Por Leonardo Riego Pereira, New Ways of Working Leader na IBM Consulting América Latina 
 

De acordo com o Banco Mundial, o impacto sobre o meio ambiente leva as populações à situação de pobreza, atingindo 26 milhões de pessoas a cada ano. Por essa razão, não é nenhuma surpresa que os consumidores, que se mostram ativos e empoderados pelas plataformas sociais, estejam cobrando das empresas e instituições iniciativas e estratégias consistentes para enfrentar essas questões.

Ao mesmo tempo, de acordo com um estudo da IBM, mais da metade dos consumidores estão dispostos a pagar mais por produtos de marcas sustentáveis e ambientalmente responsáveis. Além disso, 62% dos entrevistados dizem que consideram mudar seus hábitos de compra para reduzir o impacto ambiental.

Por essa razão, a sustentabilidade deve ocupar um lugar central na agenda corporativa, a fim de fortalecer a relação entre as empresas e a sociedade. Geralmente, as metas sociais defendidas com uma perspectiva de ESG (Ambiental, Social e Governança, da sigla em inglês) incluem três frentes: eleger um determinado conjunto de metas ambientais, focar nesses objetivos com apoio a determinados movimentos sociais, e criar um terceiro conjunto de metas para avaliar se a empresa é gerenciada de maneira consistente com base em princípios de diversidade, equidade e inclusão, tomando medidas corretivas se necessário.

No entanto, há uma diferença entre intenção e ação, uma vez que 86% das empresas latino-americanas têm um programa de sustentabilidade, mas apenas 37% conseguiram implementá-lo. Os maiores obstáculos para o avanço das metas de sustentabilidade ambiental são claros para as organizações: executivos entrevistados na América Latina destacam dificuldades como as barreiras tecnológicas (35%), resistência dos clientes (33%), barreiras regulatórias (31%) e falta de dados e/ou informações (29%).

Essa problemática é bem conhecida e não há necessidade de se aprofundar nos desafios que toda organização enfrenta para colocar em prática sua estratégia de sustentabilidade, priorizar ações, avaliar o progresso e mensurar seu impacto. Para dar suporte a esse trabalho, executivos estão utilizando cada vez mais metodologias como IBM Garage, que pode acelerar a entrega de valor em até 10 vezes em comparação aos métodos tradicionais.

Práticas sustentáveis e inovadoras para os negócios

Práticas inovadoras de sustentabilidade exigem metodologias que permitam alcançar resultados de forma rápida e assertiva. Este modelo, que busca aplicar a tecnologia para impulsionar ideias, estratégias e processos, possibilita que soluções integradas sejam criadas, ao mesmo tempo que maximiza a colaboração em toda a organização.
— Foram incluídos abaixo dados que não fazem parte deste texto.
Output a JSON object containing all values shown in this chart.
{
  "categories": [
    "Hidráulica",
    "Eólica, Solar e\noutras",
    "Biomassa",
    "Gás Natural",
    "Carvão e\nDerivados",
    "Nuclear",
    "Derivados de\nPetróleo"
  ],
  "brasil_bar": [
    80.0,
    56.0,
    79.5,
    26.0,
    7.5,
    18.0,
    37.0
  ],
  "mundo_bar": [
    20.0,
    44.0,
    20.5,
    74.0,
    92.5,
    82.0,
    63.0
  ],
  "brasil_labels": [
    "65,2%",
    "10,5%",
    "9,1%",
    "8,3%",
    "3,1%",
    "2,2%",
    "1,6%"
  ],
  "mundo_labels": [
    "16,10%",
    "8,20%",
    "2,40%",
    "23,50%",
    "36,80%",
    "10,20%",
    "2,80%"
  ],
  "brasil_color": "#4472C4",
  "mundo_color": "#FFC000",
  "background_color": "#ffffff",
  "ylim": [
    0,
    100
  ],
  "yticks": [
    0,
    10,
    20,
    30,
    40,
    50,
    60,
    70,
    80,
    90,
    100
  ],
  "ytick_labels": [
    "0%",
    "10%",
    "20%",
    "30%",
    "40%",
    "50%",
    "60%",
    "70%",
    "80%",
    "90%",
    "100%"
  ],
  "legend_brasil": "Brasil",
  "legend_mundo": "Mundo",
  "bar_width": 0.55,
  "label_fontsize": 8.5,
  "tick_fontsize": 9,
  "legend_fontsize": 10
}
Desde a inteligência artificial, que pode atuar na extração de conhecimento de dados e aplicar algoritmos de aprendizado para criar modelos para reduzir a poluição, por exemplo, até a nuvem híbrida, com uma plataforma segura, confiável e rápida, para construir modelos ambientais mais precisos e com menores custos. Outras tecnologias, como Blockchain, Internet das Coisas e 5G, também possibilitam uma jornada consciente e assertiva para o modelo sustentável.

Nesse contexto, IBM Garage apoia as empresas em toda a jornada: da aprimoração à implementação de ideias e iniciativas, além da entrega de resultados em semanas, não meses ou anos. Já há casos práticos em todo o mundo relacionados à estratégia de ESG, cadeia de suprimentos circular, eletrificação, risco climático e a medição, captura e redução de emissão de carbono, entre outros.

Na América Latina, por exemplo, a Fundación Plan21 para el Desarrollo Humano Sostenible utilizou essa metodologia para criar um projeto que ajudará os pequenos agricultores da região a gerenciar suas plantações de forma mais sustentável, aumentar sua produtividade e a receita, bem como conscientizar o consumidor e desenvolver mercados mais responsáveis.

Outro caso é o do Grupo Abertis. A empresa, com presença global e líder em gestão de rodovias e infraestrutura, uniu forças com a IBM para ajudar seus clientes a lidar com os desafios da mobilidade do futuro, principalmente relacionados aos cuidados com o meio ambiente, nos países onde atua.

À medida que a mudança climática continua gerando riscos financeiros cada vez maiores, temos a oportunidade de preparar as organizações para conduzir novas práticas de transformação cultural inovadoras em direção a modelos colaborativos que favorecem a produtividade com propósito social.

A mudança é necessária e, junto à tecnologia, esses processos ajudarão as empresas a adotar iniciativas que proporcionarão benefícios a toda a sociedade.